Multidrug resistance associated with glutathione

Multidrug resistance of cancer cells is one of the most serious barriers to success in cancer disease therapy. Multidrug resistance, i.e. the principal mechanism via which many cancers develop resistance to chemotherapy drugs, is a major factor in the failure of many forms of chemotherapy. The best known mechanism is often attributed to the function of drug transporter proteins in the plasma membrane, which actively remove drugs from neoplastic cells. Abnormal overexpression of these proteins is the most frequently described factor connected with resistance to cytostatics. Among cellular transporter proteins, glycoprotein P (P-gp) plays the most important role. An increased level of this protein is considered a poor prognostic factor in many tumors. Clinical significance of other multidrug resistance proteins remains the subject of intensive studies.

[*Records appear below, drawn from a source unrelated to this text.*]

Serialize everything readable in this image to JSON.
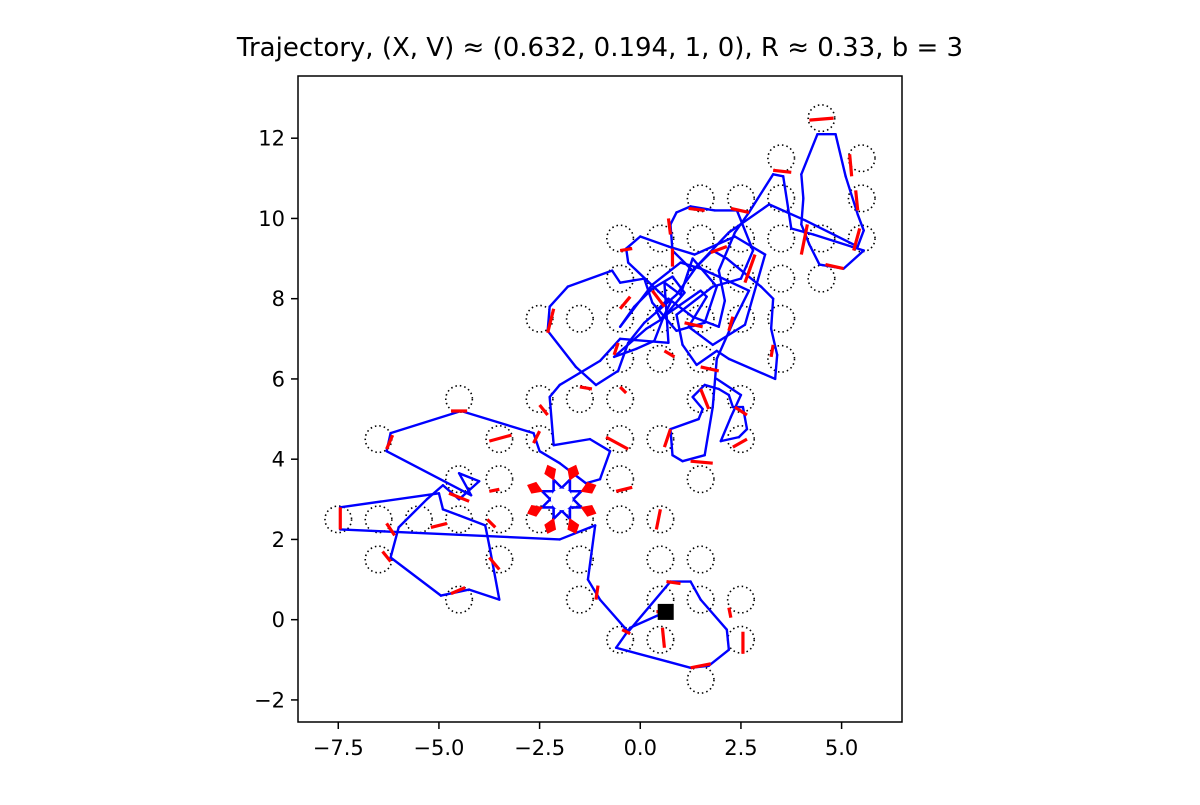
{
  "chart_data": {
    "type": "scatter",
    "title": "Trajectory, (X, V) ≈ (0.632, 0.194, 1, 0), R ≈ 0.33, b = 3",
    "xlabel": "",
    "ylabel": "",
    "xlim": [
      -8.5,
      6.5
    ],
    "ylim": [
      -2.55,
      13.55
    ],
    "xticks": [
      -7.5,
      -5.0,
      -2.5,
      0.0,
      2.5,
      5.0
    ],
    "xtick_labels": [
      "−7.5",
      "−5.0",
      "−2.5",
      "0.0",
      "2.5",
      "5.0"
    ],
    "yticks": [
      -2,
      0,
      2,
      4,
      6,
      8,
      10,
      12
    ],
    "ytick_labels": [
      "−2",
      "0",
      "2",
      "4",
      "6",
      "8",
      "10",
      "12"
    ],
    "grid": false,
    "legend": "none",
    "scatterer_radius": 0.33,
    "scatterer_style": "dotted black circles",
    "scatterers": [
      [
        4.5,
        12.5
      ],
      [
        3.5,
        11.5
      ],
      [
        5.5,
        11.5
      ],
      [
        1.5,
        10.5
      ],
      [
        2.5,
        10.5
      ],
      [
        3.5,
        10.5
      ],
      [
        5.5,
        10.5
      ],
      [
        -0.5,
        9.5
      ],
      [
        0.5,
        9.5
      ],
      [
        1.5,
        9.5
      ],
      [
        2.5,
        9.5
      ],
      [
        3.5,
        9.5
      ],
      [
        4.5,
        9.5
      ],
      [
        5.5,
        9.5
      ],
      [
        -0.5,
        8.5
      ],
      [
        0.5,
        8.5
      ],
      [
        1.5,
        8.5
      ],
      [
        2.5,
        8.5
      ],
      [
        3.5,
        8.5
      ],
      [
        4.5,
        8.5
      ],
      [
        -2.5,
        7.5
      ],
      [
        -1.5,
        7.5
      ],
      [
        -0.5,
        7.5
      ],
      [
        0.5,
        7.5
      ],
      [
        1.5,
        7.5
      ],
      [
        2.5,
        7.5
      ],
      [
        3.5,
        7.5
      ],
      [
        -0.5,
        6.5
      ],
      [
        0.5,
        6.5
      ],
      [
        1.5,
        6.5
      ],
      [
        3.5,
        6.5
      ],
      [
        -4.5,
        5.5
      ],
      [
        -2.5,
        5.5
      ],
      [
        -1.5,
        5.5
      ],
      [
        -0.5,
        5.5
      ],
      [
        1.5,
        5.5
      ],
      [
        2.5,
        5.5
      ],
      [
        -6.5,
        4.5
      ],
      [
        -3.5,
        4.5
      ],
      [
        -2.5,
        4.5
      ],
      [
        -0.5,
        4.5
      ],
      [
        0.5,
        4.5
      ],
      [
        2.5,
        4.5
      ],
      [
        -4.5,
        3.5
      ],
      [
        -3.5,
        3.5
      ],
      [
        -0.5,
        3.5
      ],
      [
        1.5,
        3.5
      ],
      [
        -7.5,
        2.5
      ],
      [
        -6.5,
        2.5
      ],
      [
        -5.5,
        2.5
      ],
      [
        -4.5,
        2.5
      ],
      [
        -3.5,
        2.5
      ],
      [
        -2.5,
        2.5
      ],
      [
        -1.5,
        2.5
      ],
      [
        -0.5,
        2.5
      ],
      [
        0.5,
        2.5
      ],
      [
        -6.5,
        1.5
      ],
      [
        -3.5,
        1.5
      ],
      [
        -1.5,
        1.5
      ],
      [
        0.5,
        1.5
      ],
      [
        1.5,
        1.5
      ],
      [
        -4.5,
        0.5
      ],
      [
        -1.5,
        0.5
      ],
      [
        0.5,
        0.5
      ],
      [
        1.5,
        0.5
      ],
      [
        2.5,
        0.5
      ],
      [
        -0.5,
        -0.5
      ],
      [
        0.5,
        -0.5
      ],
      [
        2.5,
        -0.5
      ],
      [
        1.5,
        -1.5
      ]
    ],
    "trapped_orbit_center": [
      -1.95,
      3.0
    ],
    "trapped_orbit_radius": 0.53,
    "free_flight_color": "#0000ff",
    "contact_color": "#ff0000",
    "endpoint": {
      "x": 0.632,
      "y": 0.194,
      "marker": "square",
      "color": "#000000"
    },
    "trajectory": [
      [
        0.632,
        0.194
      ],
      [
        -0.25,
        -0.2
      ],
      [
        -0.6,
        -0.7
      ],
      [
        0.7,
        -1.05
      ],
      [
        1.25,
        -1.2
      ],
      [
        1.7,
        -1.15
      ],
      [
        2.2,
        -0.75
      ],
      [
        2.15,
        -0.25
      ],
      [
        1.5,
        0.5
      ],
      [
        1.25,
        0.95
      ],
      [
        0.75,
        0.95
      ],
      [
        -0.3,
        -0.3
      ],
      [
        -1.0,
        0.5
      ],
      [
        -1.15,
        0.75
      ],
      [
        -1.3,
        1.0
      ],
      [
        -1.12,
        2.35
      ],
      [
        -2.0,
        2.0
      ],
      [
        -6.35,
        2.2
      ],
      [
        -7.45,
        2.25
      ],
      [
        -7.45,
        2.8
      ],
      [
        -5.0,
        3.15
      ],
      [
        -4.9,
        2.75
      ],
      [
        -4.5,
        2.6
      ],
      [
        -3.85,
        2.35
      ],
      [
        -3.75,
        1.85
      ],
      [
        -3.5,
        0.5
      ],
      [
        -4.25,
        0.75
      ],
      [
        -4.95,
        0.6
      ],
      [
        -6.2,
        1.55
      ],
      [
        -6.0,
        2.3
      ],
      [
        -5.3,
        3.0
      ],
      [
        -4.9,
        3.35
      ],
      [
        -4.5,
        3.0
      ],
      [
        -4.0,
        3.45
      ],
      [
        -4.5,
        3.65
      ],
      [
        -4.2,
        3.1
      ],
      [
        -6.3,
        4.2
      ],
      [
        -6.2,
        4.65
      ],
      [
        -4.45,
        5.2
      ],
      [
        -2.65,
        4.65
      ],
      [
        -2.5,
        4.2
      ],
      [
        -2.0,
        3.9
      ],
      [
        -1.35,
        3.4
      ],
      [
        -1.0,
        3.5
      ],
      [
        -0.75,
        4.2
      ],
      [
        -1.25,
        4.5
      ],
      [
        -2.15,
        4.35
      ],
      [
        -2.25,
        5.55
      ],
      [
        -2.0,
        5.85
      ],
      [
        -1.0,
        6.45
      ],
      [
        -0.5,
        7.0
      ],
      [
        0.7,
        6.9
      ],
      [
        0.6,
        8.4
      ],
      [
        1.0,
        8.1
      ],
      [
        1.3,
        9.0
      ],
      [
        1.9,
        8.3
      ],
      [
        1.6,
        7.4
      ],
      [
        0.9,
        7.2
      ],
      [
        0.3,
        7.9
      ],
      [
        0.1,
        8.5
      ],
      [
        -0.5,
        8.4
      ],
      [
        -0.7,
        8.7
      ],
      [
        -1.8,
        8.3
      ],
      [
        -2.25,
        7.8
      ],
      [
        -2.3,
        7.2
      ],
      [
        -1.6,
        6.3
      ],
      [
        -1.1,
        5.85
      ],
      [
        -0.55,
        6.2
      ],
      [
        -0.3,
        6.9
      ],
      [
        0.1,
        7.4
      ],
      [
        0.9,
        8.1
      ],
      [
        1.4,
        8.8
      ],
      [
        1.8,
        9.2
      ],
      [
        2.15,
        9.0
      ],
      [
        3.0,
        8.3
      ],
      [
        3.3,
        8.0
      ],
      [
        3.25,
        7.25
      ],
      [
        3.4,
        6.6
      ],
      [
        3.35,
        6.0
      ],
      [
        2.2,
        6.5
      ],
      [
        1.9,
        6.7
      ],
      [
        1.4,
        6.35
      ],
      [
        1.05,
        6.85
      ],
      [
        0.9,
        7.6
      ],
      [
        1.8,
        8.3
      ],
      [
        2.5,
        8.5
      ],
      [
        2.8,
        9.2
      ],
      [
        2.4,
        10.2
      ],
      [
        1.85,
        10.2
      ],
      [
        1.25,
        10.3
      ],
      [
        0.9,
        10.15
      ],
      [
        0.75,
        9.85
      ],
      [
        0.8,
        9.2
      ],
      [
        1.3,
        8.7
      ],
      [
        2.2,
        9.65
      ],
      [
        3.2,
        10.35
      ],
      [
        4.1,
        9.95
      ],
      [
        5.4,
        9.3
      ],
      [
        5.55,
        9.7
      ],
      [
        5.4,
        10.1
      ],
      [
        5.1,
        11.05
      ],
      [
        4.85,
        12.1
      ],
      [
        4.4,
        12.1
      ],
      [
        4.0,
        11.1
      ],
      [
        4.05,
        10.5
      ],
      [
        4.0,
        9.85
      ],
      [
        4.2,
        9.35
      ],
      [
        4.45,
        8.85
      ],
      [
        5.05,
        8.75
      ],
      [
        5.55,
        9.2
      ],
      [
        4.3,
        9.6
      ],
      [
        3.75,
        9.75
      ],
      [
        3.55,
        11.05
      ],
      [
        3.3,
        11.1
      ],
      [
        2.7,
        10.15
      ],
      [
        2.35,
        9.65
      ],
      [
        1.95,
        8.7
      ],
      [
        2.1,
        7.95
      ],
      [
        1.95,
        7.3
      ],
      [
        1.3,
        7.55
      ],
      [
        0.7,
        8.0
      ],
      [
        0.4,
        7.7
      ],
      [
        0.5,
        7.5
      ],
      [
        1.5,
        8.2
      ],
      [
        1.65,
        8.05
      ],
      [
        1.2,
        7.3
      ],
      [
        1.8,
        6.85
      ],
      [
        2.6,
        7.35
      ],
      [
        3.1,
        9.1
      ],
      [
        2.35,
        9.55
      ],
      [
        1.35,
        9.1
      ],
      [
        0.7,
        9.3
      ],
      [
        0.0,
        9.55
      ],
      [
        -0.35,
        9.25
      ],
      [
        -0.3,
        8.9
      ],
      [
        0.75,
        7.9
      ],
      [
        0.6,
        7.6
      ],
      [
        0.35,
        6.95
      ],
      [
        -0.1,
        6.75
      ],
      [
        -0.65,
        6.55
      ],
      [
        0.15,
        7.25
      ],
      [
        0.55,
        7.5
      ],
      [
        1.1,
        8.15
      ],
      [
        0.8,
        8.55
      ],
      [
        0.3,
        8.25
      ],
      [
        -0.15,
        7.8
      ],
      [
        -0.5,
        7.3
      ],
      [
        0.3,
        8.35
      ],
      [
        1.0,
        8.9
      ],
      [
        1.5,
        8.75
      ],
      [
        1.95,
        8.55
      ],
      [
        2.7,
        8.2
      ],
      [
        2.3,
        7.4
      ],
      [
        1.9,
        6.5
      ],
      [
        1.8,
        5.3
      ],
      [
        1.6,
        4.1
      ],
      [
        1.05,
        3.95
      ],
      [
        0.8,
        4.1
      ],
      [
        0.75,
        4.75
      ],
      [
        1.45,
        5.0
      ],
      [
        1.55,
        5.25
      ],
      [
        1.3,
        5.55
      ],
      [
        1.6,
        5.85
      ],
      [
        1.95,
        5.75
      ],
      [
        2.2,
        5.6
      ],
      [
        2.3,
        5.3
      ],
      [
        2.55,
        5.3
      ],
      [
        2.65,
        4.75
      ],
      [
        2.45,
        4.55
      ],
      [
        2.0,
        4.45
      ],
      [
        2.25,
        5.05
      ],
      [
        2.5,
        5.6
      ],
      [
        1.9,
        6.0
      ]
    ],
    "contact_arcs": [
      [
        [
          4.2,
          12.45
        ],
        [
          4.8,
          12.5
        ]
      ],
      [
        [
          3.3,
          11.2
        ],
        [
          3.75,
          11.15
        ]
      ],
      [
        [
          5.2,
          11.6
        ],
        [
          5.25,
          11.05
        ]
      ],
      [
        [
          5.4,
          10.2
        ],
        [
          5.35,
          10.7
        ]
      ],
      [
        [
          2.25,
          10.25
        ],
        [
          2.7,
          10.15
        ]
      ],
      [
        [
          1.2,
          10.25
        ],
        [
          1.6,
          10.2
        ]
      ],
      [
        [
          0.7,
          10.0
        ],
        [
          0.75,
          9.6
        ]
      ],
      [
        [
          -0.5,
          9.2
        ],
        [
          -0.2,
          9.25
        ]
      ],
      [
        [
          4.0,
          9.1
        ],
        [
          4.15,
          9.85
        ]
      ],
      [
        [
          5.3,
          9.2
        ],
        [
          5.45,
          9.75
        ]
      ],
      [
        [
          4.6,
          8.85
        ],
        [
          5.05,
          8.75
        ]
      ],
      [
        [
          2.6,
          8.4
        ],
        [
          2.85,
          9.1
        ]
      ],
      [
        [
          1.75,
          9.15
        ],
        [
          2.15,
          9.3
        ]
      ],
      [
        [
          0.8,
          9.25
        ],
        [
          0.8,
          8.8
        ]
      ],
      [
        [
          -2.3,
          7.15
        ],
        [
          -2.15,
          7.75
        ]
      ],
      [
        [
          -0.5,
          7.75
        ],
        [
          -0.25,
          8.05
        ]
      ],
      [
        [
          0.3,
          8.2
        ],
        [
          0.6,
          7.8
        ]
      ],
      [
        [
          1.1,
          7.4
        ],
        [
          1.55,
          7.3
        ]
      ],
      [
        [
          2.2,
          7.2
        ],
        [
          2.3,
          7.55
        ]
      ],
      [
        [
          3.25,
          6.55
        ],
        [
          3.3,
          6.85
        ]
      ],
      [
        [
          1.5,
          6.3
        ],
        [
          1.95,
          6.2
        ]
      ],
      [
        [
          0.6,
          6.7
        ],
        [
          0.85,
          6.55
        ]
      ],
      [
        [
          -0.65,
          6.6
        ],
        [
          -0.55,
          6.9
        ]
      ],
      [
        [
          -4.7,
          5.2
        ],
        [
          -4.3,
          5.2
        ]
      ],
      [
        [
          -2.5,
          5.35
        ],
        [
          -2.3,
          5.1
        ]
      ],
      [
        [
          -1.5,
          5.8
        ],
        [
          -1.2,
          5.75
        ]
      ],
      [
        [
          -0.5,
          5.8
        ],
        [
          -0.35,
          5.65
        ]
      ],
      [
        [
          1.7,
          5.25
        ],
        [
          1.5,
          5.75
        ]
      ],
      [
        [
          2.35,
          5.3
        ],
        [
          2.65,
          5.1
        ]
      ],
      [
        [
          -6.3,
          4.25
        ],
        [
          -6.15,
          4.6
        ]
      ],
      [
        [
          -2.65,
          4.4
        ],
        [
          -2.5,
          4.7
        ]
      ],
      [
        [
          -3.75,
          4.45
        ],
        [
          -3.2,
          4.6
        ]
      ],
      [
        [
          -0.85,
          4.55
        ],
        [
          -0.3,
          4.25
        ]
      ],
      [
        [
          0.6,
          4.3
        ],
        [
          0.75,
          4.75
        ]
      ],
      [
        [
          2.3,
          4.3
        ],
        [
          2.65,
          4.5
        ]
      ],
      [
        [
          -4.75,
          3.15
        ],
        [
          -4.25,
          2.95
        ]
      ],
      [
        [
          -3.75,
          3.2
        ],
        [
          -3.5,
          3.25
        ]
      ],
      [
        [
          -0.6,
          3.2
        ],
        [
          -0.2,
          3.3
        ]
      ],
      [
        [
          1.25,
          3.95
        ],
        [
          1.8,
          3.9
        ]
      ],
      [
        [
          -7.45,
          2.25
        ],
        [
          -7.45,
          2.8
        ]
      ],
      [
        [
          -6.3,
          2.4
        ],
        [
          -6.1,
          2.1
        ]
      ],
      [
        [
          -5.2,
          2.3
        ],
        [
          -4.8,
          2.4
        ]
      ],
      [
        [
          -3.8,
          2.5
        ],
        [
          -3.6,
          2.3
        ]
      ],
      [
        [
          0.4,
          2.25
        ],
        [
          0.5,
          2.75
        ]
      ],
      [
        [
          -6.4,
          1.7
        ],
        [
          -6.2,
          1.45
        ]
      ],
      [
        [
          -3.5,
          1.25
        ],
        [
          -3.75,
          1.55
        ]
      ],
      [
        [
          -4.7,
          0.65
        ],
        [
          -4.35,
          0.8
        ]
      ],
      [
        [
          -1.1,
          0.5
        ],
        [
          -1.05,
          0.85
        ]
      ],
      [
        [
          0.4,
          0.2
        ],
        [
          0.6,
          0.2
        ]
      ],
      [
        [
          0.65,
          0.95
        ],
        [
          1.0,
          0.9
        ]
      ],
      [
        [
          2.2,
          0.3
        ],
        [
          2.25,
          0.05
        ]
      ],
      [
        [
          2.55,
          -0.3
        ],
        [
          2.55,
          -0.85
        ]
      ],
      [
        [
          -0.45,
          -0.25
        ],
        [
          -0.25,
          -0.35
        ]
      ],
      [
        [
          0.55,
          -0.2
        ],
        [
          0.6,
          -0.7
        ]
      ],
      [
        [
          1.25,
          -1.2
        ],
        [
          1.75,
          -1.1
        ]
      ]
    ]
  }
}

Another mechanism to protect the refractory cancer cell against an increasing concentration of cytostatic agents inside the cell is the increased ability to convert the drug into a non-toxic form. An increased activity of detoxifying enzymes such as glutathione transferase, glutathione peroxidase and superoxide dismutase leads to neutralization of the products formed by metabolism of drugs. Recent results of research on ovarian cancer have shown that the factor increasing the risk of this cancer is the presence and expression of the human gene polymorphisms of glutathione S-transferase. High concentrations of glutathione S-transferase is a poor prognostic factor in ovarian cancer and other cancers such as colorectal cancer, lung cancer, stomach cancer, chronic lymphocytic leukemia and gliomas.